O escravo e a mulher — o encontro com eles é ruim. Quem os fere é responsável; mas eles, quando feriram outros, estão isentos, porém pagam depois de um tempo. — Diferentemente do caso anterior, aqui a isenção não decorre de falta de responsabilidade, mas de falta de bens próprios com os quais pagar — pois os bens do escravo pertencem ao seu senhor, e os bens da mulher casada estão sob controle do marido; por isso a dívida permanece registrada, e será cobrada assim que eles vierem a ter recursos próprios.
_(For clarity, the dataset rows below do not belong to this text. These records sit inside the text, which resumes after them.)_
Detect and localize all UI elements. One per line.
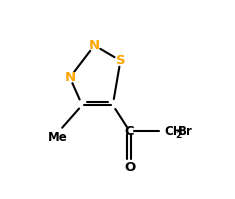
Text: C: C (125, 125, 134, 138)
Text: CH: CH (164, 125, 183, 138)
Text: 2: 2 (175, 131, 181, 140)
Text: N: N (64, 71, 75, 84)
Text: N: N (89, 39, 100, 52)
Text: Me: Me (48, 131, 67, 144)
Text: S: S (116, 54, 125, 67)
Text: Br: Br (178, 125, 192, 138)
Text: O: O (124, 161, 135, 174)
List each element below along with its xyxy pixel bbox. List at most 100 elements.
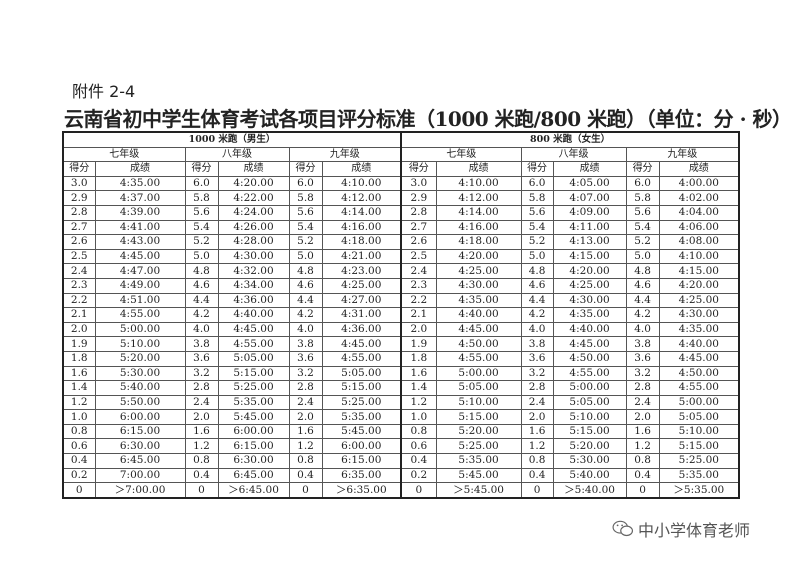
result-cell: 4:45.00	[435, 321, 522, 338]
table-row: 0 ＞7:00.00 0 ＞6:45.00 0 ＞6:35.00 0 ＞5:45.00 0 ＞5:…	[62, 482, 740, 499]
score-cell: 5.4	[625, 219, 660, 236]
column-header-row: 得分 成绩 得分 成绩 得分 成绩 得分 成绩 得分 成绩 得分 成绩	[62, 161, 740, 177]
result-cell: 5:10.00	[435, 394, 522, 411]
score-cell: 0.2	[62, 467, 96, 484]
score-cell: 0.6	[400, 438, 437, 455]
score-cell: 1.9	[62, 336, 96, 352]
score-cell: 0	[625, 482, 660, 499]
result-cell: ＞5:35.00	[658, 482, 740, 499]
score-cell: 1.2	[288, 438, 323, 455]
result-cell: 4:41.00	[94, 219, 186, 236]
score-cell: 5.4	[520, 219, 554, 236]
score-cell: 5.2	[625, 234, 660, 250]
result-header: 成绩	[94, 161, 186, 177]
grade-header: 七年级	[400, 146, 522, 163]
grade-header: 八年级	[520, 146, 627, 163]
result-cell: 6:30.00	[217, 453, 290, 469]
score-cell: 4.2	[288, 307, 323, 323]
result-cell: 4:55.00	[552, 365, 627, 382]
result-cell: 5:00.00	[94, 321, 186, 338]
result-cell: 5:05.00	[321, 365, 403, 382]
result-cell: 4:40.00	[552, 321, 627, 338]
result-cell: 4:34.00	[217, 277, 290, 294]
score-cell: 4.0	[288, 321, 323, 338]
score-cell: 0	[184, 482, 219, 499]
score-cell: 0.4	[184, 467, 219, 484]
score-cell: 4.8	[184, 263, 219, 279]
result-cell: 5:35.00	[217, 394, 290, 411]
result-cell: 4:20.00	[435, 248, 522, 265]
score-cell: 4.0	[184, 321, 219, 338]
table-row: 2.7 4:41.00 5.4 4:26.00 5.4 4:16.00 2.7 4:16.00…	[62, 219, 740, 236]
score-cell: 4.4	[184, 292, 219, 309]
score-cell: 4.4	[520, 292, 554, 309]
score-cell: 0.4	[520, 467, 554, 484]
score-cell: 2.9	[400, 190, 437, 206]
score-cell: 0	[520, 482, 554, 499]
result-cell: 4:35.00	[94, 175, 186, 192]
result-cell: 5:25.00	[658, 453, 740, 469]
table-row: 2.5 4:45.00 5.0 4:30.00 5.0 4:21.00 2.5 4:20.00…	[62, 248, 740, 265]
result-cell: 5:25.00	[435, 438, 522, 455]
result-cell: 4:18.00	[435, 234, 522, 250]
result-cell: 4:55.00	[658, 380, 740, 396]
result-cell: 4:35.00	[552, 307, 627, 323]
result-cell: 4:07.00	[552, 190, 627, 206]
result-cell: 5:20.00	[552, 438, 627, 455]
result-cell: 5:40.00	[552, 467, 627, 484]
result-cell: 7:00.00	[94, 467, 186, 484]
score-cell: 5.0	[288, 248, 323, 265]
score-cell: 1.9	[400, 336, 437, 352]
score-cell: 2.7	[62, 219, 96, 236]
score-cell: 5.2	[288, 234, 323, 250]
result-cell: 4:08.00	[658, 234, 740, 250]
score-cell: 0.8	[62, 423, 96, 440]
score-cell: 1.2	[520, 438, 554, 455]
score-cell: 3.8	[288, 336, 323, 352]
result-cell: 4:55.00	[94, 307, 186, 323]
result-cell: 4:35.00	[435, 292, 522, 309]
result-cell: 4:12.00	[321, 190, 403, 206]
result-cell: 6:15.00	[94, 423, 186, 440]
score-cell: 5.6	[520, 204, 554, 221]
result-cell: 6:00.00	[217, 423, 290, 440]
result-cell: 5:35.00	[435, 453, 522, 469]
score-cell: 1.0	[62, 409, 96, 425]
score-cell: 2.4	[520, 394, 554, 411]
result-cell: 5:15.00	[658, 438, 740, 455]
result-cell: 4:14.00	[321, 204, 403, 221]
table-row: 2.3 4:49.00 4.6 4:34.00 4.6 4:25.00 2.3 4:30.00…	[62, 277, 740, 294]
result-cell: 5:05.00	[552, 394, 627, 411]
result-cell: 5:45.00	[435, 467, 522, 484]
score-cell: 5.4	[288, 219, 323, 236]
score-cell: 3.2	[288, 365, 323, 382]
score-cell: 4.6	[520, 277, 554, 294]
score-cell: 4.8	[625, 263, 660, 279]
watermark: 中小学体育老师	[612, 517, 750, 541]
result-cell: 5:05.00	[658, 409, 740, 425]
table-row: 2.6 4:43.00 5.2 4:28.00 5.2 4:18.00 2.6 4:18.00…	[62, 234, 740, 250]
result-header: 成绩	[435, 161, 522, 177]
table-row: 2.4 4:47.00 4.8 4:32.00 4.8 4:23.00 2.4 4:25.00…	[62, 263, 740, 279]
score-cell: 0.6	[62, 438, 96, 455]
score-cell: 5.4	[184, 219, 219, 236]
result-cell: 5:15.00	[435, 409, 522, 425]
result-cell: 4:30.00	[435, 277, 522, 294]
result-cell: 4:10.00	[658, 248, 740, 265]
score-cell: 3.8	[625, 336, 660, 352]
table-row: 2.2 4:51.00 4.4 4:36.00 4.4 4:27.00 2.2 4:35.00…	[62, 292, 740, 309]
score-cell: 5.0	[625, 248, 660, 265]
group-header-800m: 800 米跑（女生）	[400, 131, 740, 148]
result-cell: 5:45.00	[321, 423, 403, 440]
result-cell: 5:10.00	[552, 409, 627, 425]
result-cell: 4:04.00	[658, 204, 740, 221]
result-cell: 4:24.00	[217, 204, 290, 221]
score-cell: 1.8	[62, 350, 96, 367]
result-cell: 5:00.00	[435, 365, 522, 382]
score-cell: 2.4	[625, 394, 660, 411]
score-cell: 1.2	[62, 394, 96, 411]
table-row: 1.8 5:20.00 3.6 5:05.00 3.6 4:55.00 1.8 4:55.00…	[62, 350, 740, 367]
result-cell: 4:50.00	[435, 336, 522, 352]
result-cell: 4:36.00	[217, 292, 290, 309]
result-cell: 4:27.00	[321, 292, 403, 309]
Se a mulher se divorciou, ou o escravo foi libertado, tornam-se responsáveis pelo pagamento. — Uma vez que a mulher divorciada ou o escravo liberto passam a ter bens próprios, a dívida que já existia desde o momento do dano — mas que não podia ser cobrada por falta de recursos — torna-se exigível.
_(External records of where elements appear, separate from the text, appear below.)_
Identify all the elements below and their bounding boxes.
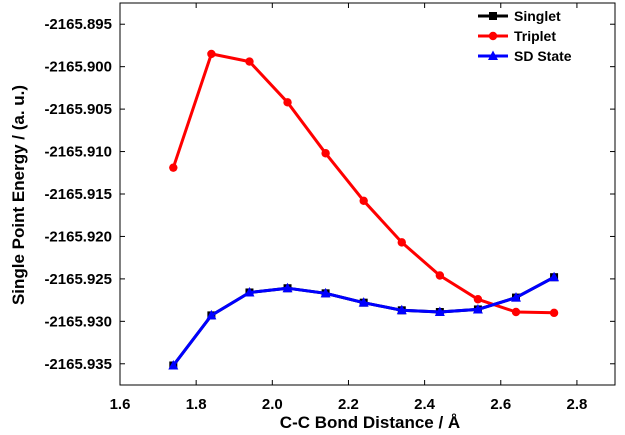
data-point (359, 196, 368, 205)
x-tick-label: 2.4 (414, 396, 436, 413)
data-point (358, 297, 369, 307)
legend: Singlet Triplet SD State (478, 8, 572, 64)
data-point (435, 271, 445, 280)
data-point (245, 57, 254, 66)
y-tick-label: -2165.915 (44, 186, 112, 203)
data-point (321, 149, 330, 158)
data-point (283, 98, 292, 107)
data-point (549, 308, 559, 318)
legend-swatch-marker (489, 12, 497, 20)
data-point (207, 49, 216, 59)
y-tick-label: -2165.920 (44, 228, 112, 245)
legend-label: Triplet (514, 28, 556, 44)
series-singlet (169, 273, 559, 370)
series-sd-state (168, 271, 560, 370)
y-tick-label: -2165.925 (44, 271, 112, 288)
y-tick-label: -2165.910 (44, 144, 112, 161)
y-tick-label: -2165.900 (44, 59, 112, 76)
data-point (473, 295, 483, 304)
data-point (434, 306, 445, 316)
y-tick-label: -2165.930 (44, 313, 112, 330)
data-point (168, 359, 179, 370)
legend-swatch-marker (488, 31, 498, 41)
y-axis-title: Single Point Energy / (a. u.) (9, 85, 28, 305)
y-tick-label: -2165.935 (44, 356, 112, 373)
data-point (282, 282, 293, 293)
series-triplet (169, 49, 559, 318)
x-tick-label: 2.8 (566, 396, 587, 413)
x-tick-label: 2.0 (262, 396, 283, 413)
data-point (511, 292, 521, 302)
data-point (396, 304, 407, 315)
data-point (397, 238, 406, 247)
x-axis-title: C-C Bond Distance / Å (280, 413, 460, 432)
y-tick-label: -2165.895 (44, 16, 112, 33)
series-line (172, 275, 555, 367)
x-tick-label: 1.8 (186, 396, 207, 413)
x-tick-label: 2.2 (338, 396, 359, 413)
legend-label: Singlet (514, 8, 561, 24)
legend-swatch-marker (488, 50, 498, 60)
data-point (472, 303, 483, 314)
y-tick-label: -2165.905 (44, 101, 112, 118)
data-point (549, 271, 560, 282)
data-point (320, 287, 331, 298)
data-point (244, 286, 255, 297)
series-line (172, 275, 555, 367)
data-point (169, 163, 178, 172)
x-tick-label: 2.6 (490, 396, 511, 413)
x-tick-label: 1.6 (110, 396, 131, 413)
series-line (171, 52, 555, 315)
legend-label: SD State (514, 48, 572, 64)
data-point (206, 309, 217, 320)
data-point (511, 307, 521, 317)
Rambam observa que cabe aos juízes disciplinar quem não tem capacidade legal para pagar; Bartenura explica a razão específica da isenção temporária do escravo e da mulher.
Rambam observa que o princípio desta mishná é claro por si mesmo — o surdo-mudo, o louco e o menor não têm capacidade legal para serem responsabilizados financeiramente — mas acrescenta que cabe aos juízes disciplinar essas pessoas de outras formas, para conter o dano que causam às demais, ainda que não possam cobrar-lhes pagamento em dinheiro.
Bartenura esclarece que a isenção do escravo e da mulher casada não é uma isenção de responsabilidade, mas puramente prática: eles simplesmente não têm bens próprios com que pagar, já que o patrimônio da mulher (nichsei melog) fica sob o usufruto do marido — que recebe seus frutos e, no caso de sua morte, sua herança. Por isso, quando a mulher se divorcia ou o escravo é libertado e ambos adquirem bens próprios, tornam-se obrigados a pagar, pois a responsabilidade já existia desde o início — apenas não podia ser cobrada por falta de recursos.